MASON, Ohio — As Mason High School’s football team takes the field for their first game of the season, they have a new tool in their pocket they hope will bring success on and off the field. 

This year, the team will train with the Restoic App, designed to help train athletes, particularly young athletes, to grow their mental and physical health. And according to Mason’s coaching staff, introducing the programs couldn’t have come at a better time. 


What You Need To Know

  • The Mason Football team is using a mental health app this season

  • Restoic focuses on building physically and mentally healthy habits and developing coping skills

  • The app is designed specifically for athletes

  • Across the country, teens have reported a drop in mental health due to the pandemic

  • The football team will try the app this season and the district may expand it to other programs if it proves valuable


It’s an issue assistant coaches Alex Beurket and Brandon Sethi are all too familiar with. Beurket, as a psychology professor, and Sethi, as a former mental health professional through Children’s Hospital, understand helping students transition from hospitalization back into normal high school life. 
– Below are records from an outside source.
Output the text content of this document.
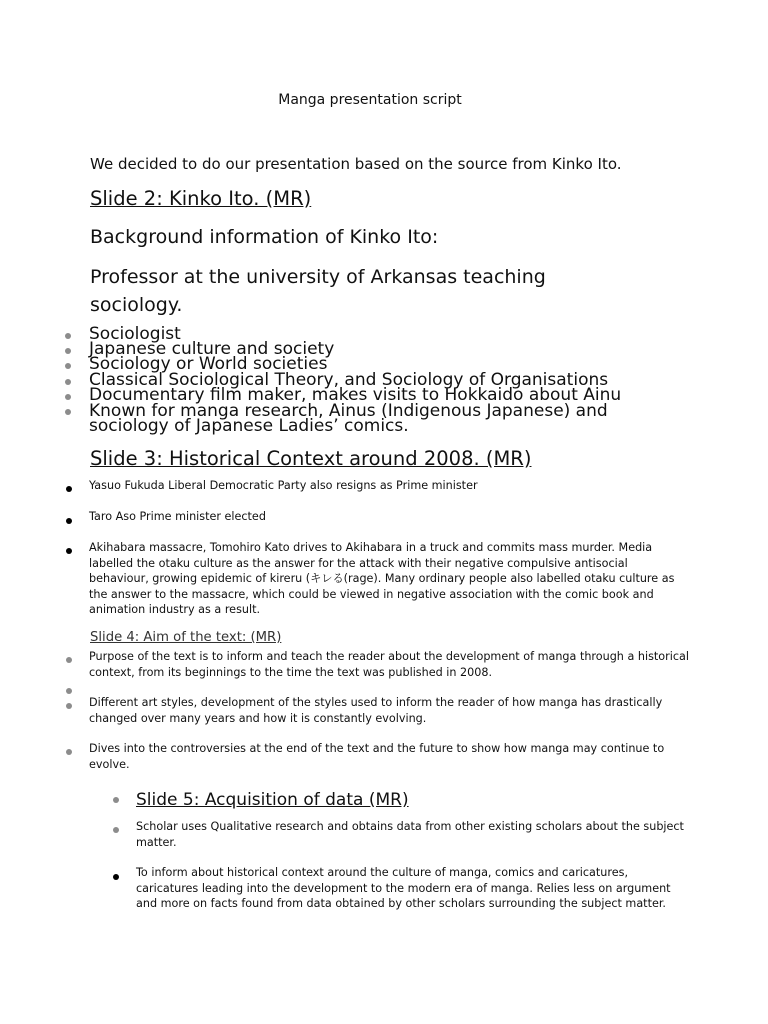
Manga presentation script
We decided to do our presentation based on the source from Kinko Ito.
Slide 2: Kinko Ito. (MR)
Background information of Kinko Ito:
Professor at the university of Arkansas teaching sociology.
Sociologist
Japanese culture and society
Sociology or World societies
Classical Sociological Theory, and Sociology of Organisations
Documentary film maker, makes visits to Hokkaido about Ainu
Known for manga research, Ainus (Indigenous Japanese) and
sociology of Japanese Ladies’ comics.
Slide 3: Historical Context around 2008. (MR)
Yasuo Fukuda Liberal Democratic Party also resigns as Prime minister
Taro Aso Prime minister elected
Akihabara massacre, Tomohiro Kato drives to Akihabara in a truck and commits mass murder. Media labelled the otaku culture as the answer for the attack with their negative compulsive antisocial behaviour, growing epidemic of kireru (キレる(rage). Many ordinary people also labelled otaku culture as the answer to the massacre, which could be viewed in negative association with the comic book and animation industry as a result.
Slide 4: Aim of the text: (MR)
Purpose of the text is to inform and teach the reader about the development of manga through a historical context, from its beginnings to the time the text was published in 2008.
Different art styles, development of the styles used to inform the reader of how manga has drastically changed over many years and how it is constantly evolving.
Dives into the controversies at the end of the text and the future to show how manga may continue to evolve.
Slide 5: Acquisition of data (MR)
Scholar uses Qualitative research and obtains data from other existing scholars about the subject matter.
To inform about historical context around the culture of manga, comics and caricatures, caricatures leading into the development to the modern era of manga. Relies less on argument and more on facts found from data obtained by other scholars surrounding the subject matter.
Sethi discusses an upcoming drill with a student-athlete (Spectrum News 1/Michelle Alfini)

“My background with that, kind of lent itself naturally to have these conversations about goal-setting, mental toughness, and mental development,” Sethi said.

Both coaches are tasked with helping roll out the app throughout the season. They already started with a short four-week program over the summer. 

“We do different conversations with the team, there’s goal setting and different like assignments that relate to the mental health components of each week,” Beurket said.

The app focuses on the intersection between physical and mental health, helping users navigate thought exercises and learn coping skills they can take with them on and off the field.

The Restoic App focuses specifically on mental health for athletes (Spectrum News 1/Michelle Alfini)

“The past two years, it’s been traumatic,” Beurket said. “It’s still trickling through and rippling through so we’re still seeing the effects of that happening."

The pandemic and its closures brought unprecedented disruption to children and teenagers across the country, on top of the normal stresses of high school life. A 2021 report from the Centers for Disease Control shows 37 percent of high school students reported poor mental health and 44 percent reported feeling hopeless in the past year.

“We think that sports is a great avenue to have those conversations and connect with these young men in a way that they may not feel comfortable having these conversations at all,” Beurket said.

The Mason football team will the first in the district to put the app to work. They plan to enroll in its twelve-week program over the season. If they find it valuable, the district may expand it to  the rest of the athletic department or anyone in the district who may want to give it a try.

“Those stressors can be pretty grueling on a kid so being in a district that actually puts its money behind what they’re trying to do is pretty special,” Sethi said.